Entretien avec le blog Journal d'un paysan
Aujourd'hui, nous avons interviewé José Javier, l'agriculteur derrière le blog "Journal d'un paysan", où il explique l'évolution des cultures agricoles de la Cortijo Almuñécar à travers des explications intéressantes et ses propres photographies.
Avant toute chose, nous aimerions mieux vous connaître, José Javier. D'après ce que nous voyons sur votre blog, le cortijo semble grand et nous imaginons que cela demande beaucoup de travail. Êtes-vous seul à vous occuper du potager ou s'agit-il plutôt d'un hobby familial ?
En effet, le Cortijo est une grande bâtisse entourée d'une parcelle d'un peu plus de 13 000 m2, où sur l'une de ses terrasses, d'environ 600 mètres, je réalise les travaux horticoles, le reste est planté d'arbres fruitiers.
Malgré la taille de la parcelle, je réalise personnellement toutes les tâches du potager, à l'exception de l'aide ponctuelle que je reçois de mon ami Silvio Rivas et de mon cousin Víctor.
Mais quiconque a un jardin doit savoir (ou apprendre) qu'il doit se laisser guider par le rythme de la Nature, par ses cycles et ses temps, avec sa propre évolution naturelle, et que cela doit être un travail détendu et flexible, où l'effort et le temps se conjuguent en parfaite harmonie, sinon cela générerait du stress et de l'anxiété, ce dont notre tâche nous libère et nous protège précisément.

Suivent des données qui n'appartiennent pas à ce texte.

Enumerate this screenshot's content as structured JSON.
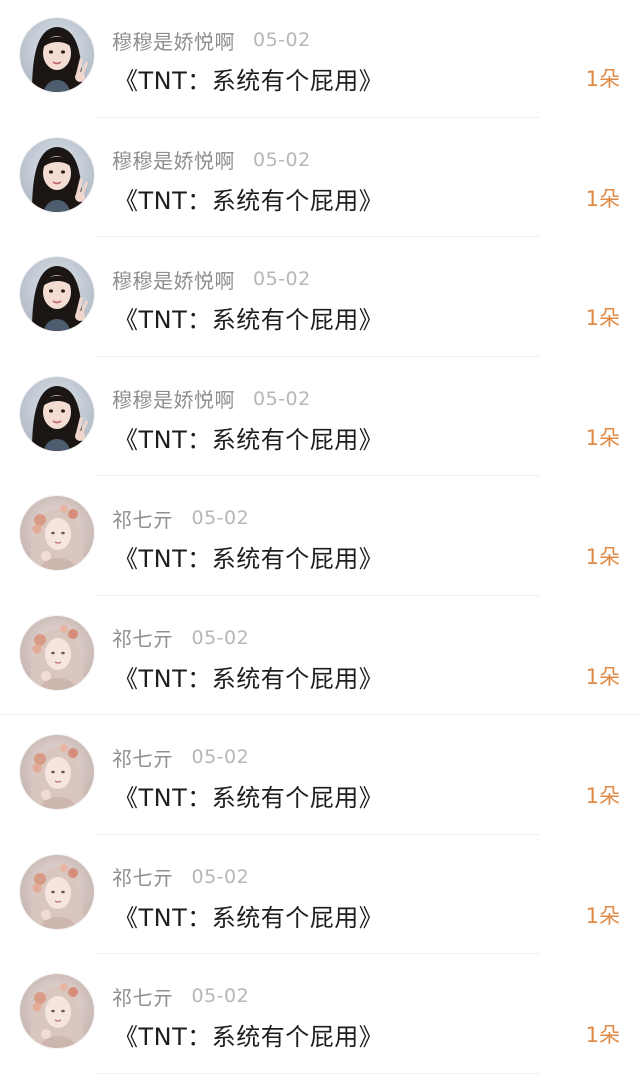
{
  "colors": {
    "background": "#ffffff",
    "username": "#8e8e8e",
    "date": "#b7b7b7",
    "message": "#1e1e1e",
    "gift": "#e08a45",
    "divider": "#f0f0f0"
  },
  "items": [
    {
      "avatar": "avatar-girl-peace-sign",
      "username": "穆穆是娇悦啊",
      "date": "05-02",
      "message": "《TNT：系统有个屁用》",
      "gift": "1朵"
    },
    {
      "avatar": "avatar-girl-peace-sign",
      "username": "穆穆是娇悦啊",
      "date": "05-02",
      "message": "《TNT：系统有个屁用》",
      "gift": "1朵"
    },
    {
      "avatar": "avatar-girl-peace-sign",
      "username": "穆穆是娇悦啊",
      "date": "05-02",
      "message": "《TNT：系统有个屁用》",
      "gift": "1朵"
    },
    {
      "avatar": "avatar-girl-peace-sign",
      "username": "穆穆是娇悦啊",
      "date": "05-02",
      "message": "《TNT：系统有个屁用》",
      "gift": "1朵"
    },
    {
      "avatar": "avatar-girl-with-flowers",
      "username": "祁七亓",
      "date": "05-02",
      "message": "《TNT：系统有个屁用》",
      "gift": "1朵"
    },
    {
      "avatar": "avatar-girl-with-flowers",
      "username": "祁七亓",
      "date": "05-02",
      "message": "《TNT：系统有个屁用》",
      "gift": "1朵"
    },
    {
      "avatar": "avatar-girl-with-flowers",
      "username": "祁七亓",
      "date": "05-02",
      "message": "《TNT：系统有个屁用》",
      "gift": "1朵"
    },
    {
      "avatar": "avatar-girl-with-flowers",
      "username": "祁七亓",
      "date": "05-02",
      "message": "《TNT：系统有个屁用》",
      "gift": "1朵"
    },
    {
      "avatar": "avatar-girl-with-flowers",
      "username": "祁七亓",
      "date": "05-02",
      "message": "《TNT：系统有个屁用》",
      "gift": "1朵"
    }
  ]
}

Où est situé exactement le cortijo ?
L'emplacement exact du Cortijo San José se trouve sur le Camino del Zahonado, un hameau appartenant au Barranco de Ítrabo, dans la ville côtière d'Almuñécar. Sa construction remonte à la fin du XIXe siècle et il bénéficie d'un emplacement exceptionnel : au pied d'une colline qui borde la plaine de Río Verde et avec une orientation S-SE, il profite des rayons du soleil levant qui animent l'esprit et la vue.

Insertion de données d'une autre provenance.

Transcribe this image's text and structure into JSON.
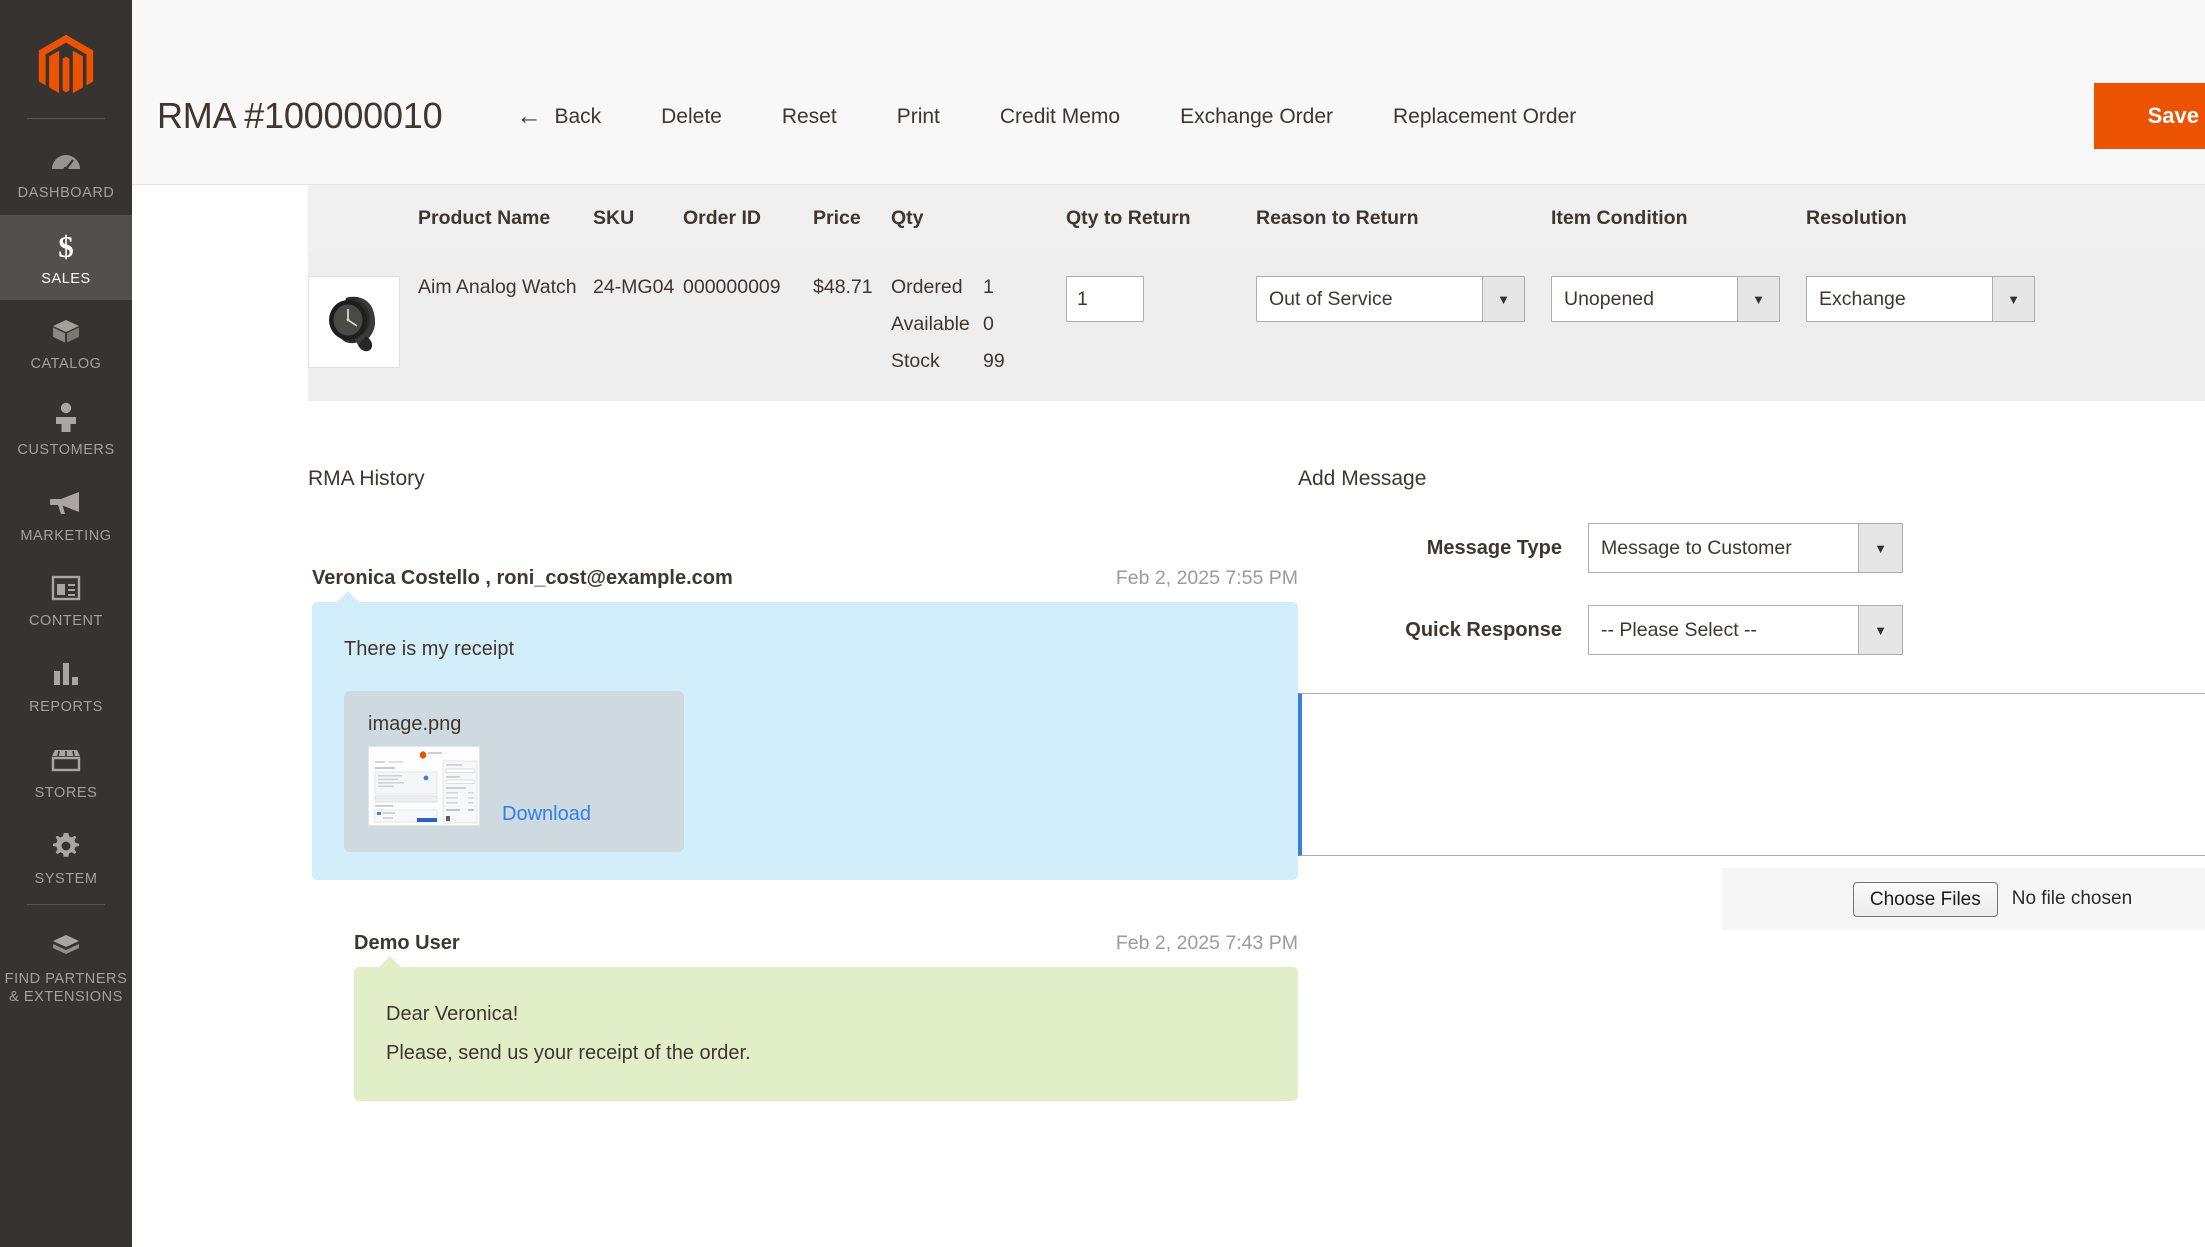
{
  "brand": {
    "logo": "magento-logo",
    "accent": "#eb5202"
  },
  "sidebar": {
    "items": [
      {
        "label": "DASHBOARD",
        "icon": "dashboard-icon",
        "active": false
      },
      {
        "label": "SALES",
        "icon": "dollar-icon",
        "active": true
      },
      {
        "label": "CATALOG",
        "icon": "box-icon",
        "active": false
      },
      {
        "label": "CUSTOMERS",
        "icon": "person-icon",
        "active": false
      },
      {
        "label": "MARKETING",
        "icon": "megaphone-icon",
        "active": false
      },
      {
        "label": "CONTENT",
        "icon": "layout-icon",
        "active": false
      },
      {
        "label": "REPORTS",
        "icon": "bar-chart-icon",
        "active": false
      },
      {
        "label": "STORES",
        "icon": "storefront-icon",
        "active": false
      },
      {
        "label": "SYSTEM",
        "icon": "gear-icon",
        "active": false
      },
      {
        "label": "FIND PARTNERS\n& EXTENSIONS",
        "icon": "partners-box-icon",
        "active": false
      }
    ],
    "partners_line1": "FIND PARTNERS",
    "partners_line2": "& EXTENSIONS"
  },
  "header": {
    "title": "RMA #100000010",
    "back_label": "Back",
    "back_icon": "arrow-left-icon",
    "buttons": [
      {
        "label": "Delete"
      },
      {
        "label": "Reset"
      },
      {
        "label": "Print"
      },
      {
        "label": "Credit Memo"
      },
      {
        "label": "Exchange Order"
      },
      {
        "label": "Replacement Order"
      }
    ],
    "save_label": "Save",
    "save_caret_icon": "chevron-down-icon"
  },
  "items_table": {
    "columns": [
      "",
      "Product Name",
      "SKU",
      "Order ID",
      "Price",
      "Qty",
      "Qty to Return",
      "Reason to Return",
      "Item Condition",
      "Resolution"
    ],
    "rows": [
      {
        "thumbnail": "product-thumbnail-watch",
        "product_name": "Aim Analog Watch",
        "sku": "24-MG04",
        "order_id": "000000009",
        "price": "$48.71",
        "qty": [
          {
            "key": "Ordered",
            "value": "1"
          },
          {
            "key": "Available",
            "value": "0"
          },
          {
            "key": "Stock",
            "value": "99"
          }
        ],
        "qty_to_return": "1",
        "reason_to_return": "Out of Service",
        "item_condition": "Unopened",
        "resolution": "Exchange"
      }
    ]
  },
  "history": {
    "title": "RMA History",
    "messages": [
      {
        "author": "Veronica Costello , roni_cost@example.com",
        "date": "Feb 2, 2025 7:55 PM",
        "body": "There is my receipt",
        "style": "customer",
        "attachment": {
          "filename": "image.png",
          "thumbnail": "attachment-thumbnail-checkout",
          "download_label": "Download"
        }
      },
      {
        "author": "Demo User",
        "date": "Feb 2, 2025 7:43 PM",
        "body_lines": [
          "Dear Veronica!",
          "Please, send us your receipt of the order."
        ],
        "style": "admin"
      }
    ]
  },
  "add_message": {
    "title": "Add Message",
    "message_type_label": "Message Type",
    "message_type_value": "Message to Customer",
    "quick_response_label": "Quick Response",
    "quick_response_value": "-- Please Select --",
    "textarea_value": "",
    "textarea_placeholder": "",
    "choose_files_label": "Choose Files",
    "no_file_label": "No file chosen"
  }
}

De sa terrasse, on observe à ses pieds un vaste tapis de cherimoyers et à l'horizon le ciel et la mer se confondent, seulement interrompus par les maisons blanchies à la chaux de la ville d'Almuñécar et les touches éparses des cortijos des collines environnantes.
Les terres qui entourent le Cortijo sont plantées d'arbres fruitiers d'origine tropicale (chérimoliers, avocatiers, manguiers, goyaviers, papayers, etc.), introduits à la fin du siècle dernier, et de plantes traditionnelles typiques de notre climat méditerranéen (pruniers, figuiers, kakis, vignes, poiriers, cognassiers, etc.). C'est sur l'une de ces terrasses, située à côté du Cortijo, que se trouve le potager, également orienté vers le soleil de midi et abrité des vents du Levant et du Ponent.

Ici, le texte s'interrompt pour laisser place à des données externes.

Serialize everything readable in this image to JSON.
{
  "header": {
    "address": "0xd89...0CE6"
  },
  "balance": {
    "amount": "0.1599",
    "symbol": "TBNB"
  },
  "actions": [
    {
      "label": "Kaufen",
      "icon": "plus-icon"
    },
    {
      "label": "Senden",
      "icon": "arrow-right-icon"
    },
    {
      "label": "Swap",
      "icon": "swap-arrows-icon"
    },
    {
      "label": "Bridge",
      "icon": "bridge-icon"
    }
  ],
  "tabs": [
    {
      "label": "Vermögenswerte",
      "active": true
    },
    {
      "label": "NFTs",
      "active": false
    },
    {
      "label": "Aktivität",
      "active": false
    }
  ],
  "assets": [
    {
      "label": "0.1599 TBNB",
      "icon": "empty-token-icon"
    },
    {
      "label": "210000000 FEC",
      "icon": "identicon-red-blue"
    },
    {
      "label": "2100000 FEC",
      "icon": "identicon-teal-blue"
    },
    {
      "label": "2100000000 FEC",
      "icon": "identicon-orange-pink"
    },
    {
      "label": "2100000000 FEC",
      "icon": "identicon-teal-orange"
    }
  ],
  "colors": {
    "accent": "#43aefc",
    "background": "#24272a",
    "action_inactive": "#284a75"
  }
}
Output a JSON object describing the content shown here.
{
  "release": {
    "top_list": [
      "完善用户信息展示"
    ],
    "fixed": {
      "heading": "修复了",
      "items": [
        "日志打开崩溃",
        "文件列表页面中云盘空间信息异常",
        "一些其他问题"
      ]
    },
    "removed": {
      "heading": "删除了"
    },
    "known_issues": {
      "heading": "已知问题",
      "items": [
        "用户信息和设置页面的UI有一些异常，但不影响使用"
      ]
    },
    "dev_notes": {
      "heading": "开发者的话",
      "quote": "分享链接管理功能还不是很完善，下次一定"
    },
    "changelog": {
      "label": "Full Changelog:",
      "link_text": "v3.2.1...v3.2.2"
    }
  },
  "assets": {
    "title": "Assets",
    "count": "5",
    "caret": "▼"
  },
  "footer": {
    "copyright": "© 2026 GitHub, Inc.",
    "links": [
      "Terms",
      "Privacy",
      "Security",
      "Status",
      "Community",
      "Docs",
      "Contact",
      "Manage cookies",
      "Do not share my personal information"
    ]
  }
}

Pourquoi avez-vous décidé de vous lancer dans le monde de l'horticulture ? Qu'est-ce que cela vous apporte ?
Mon contact avec le monde agricole a été purement fortuit, bien que parfois je pense que c'est une conséquence de ma façon de comprendre la vie. Mon activité professionnelle est dédiée à l'enseignement et en 1994, j'ai été affecté à Almuñécar pour l'exercer.
Le Cortijo était une propriété familiale, mais il avait toujours été dédié à l'exploitation de fruits subtropicaux, le maintien de la ferme étant assuré par des personnes extérieures à la famille.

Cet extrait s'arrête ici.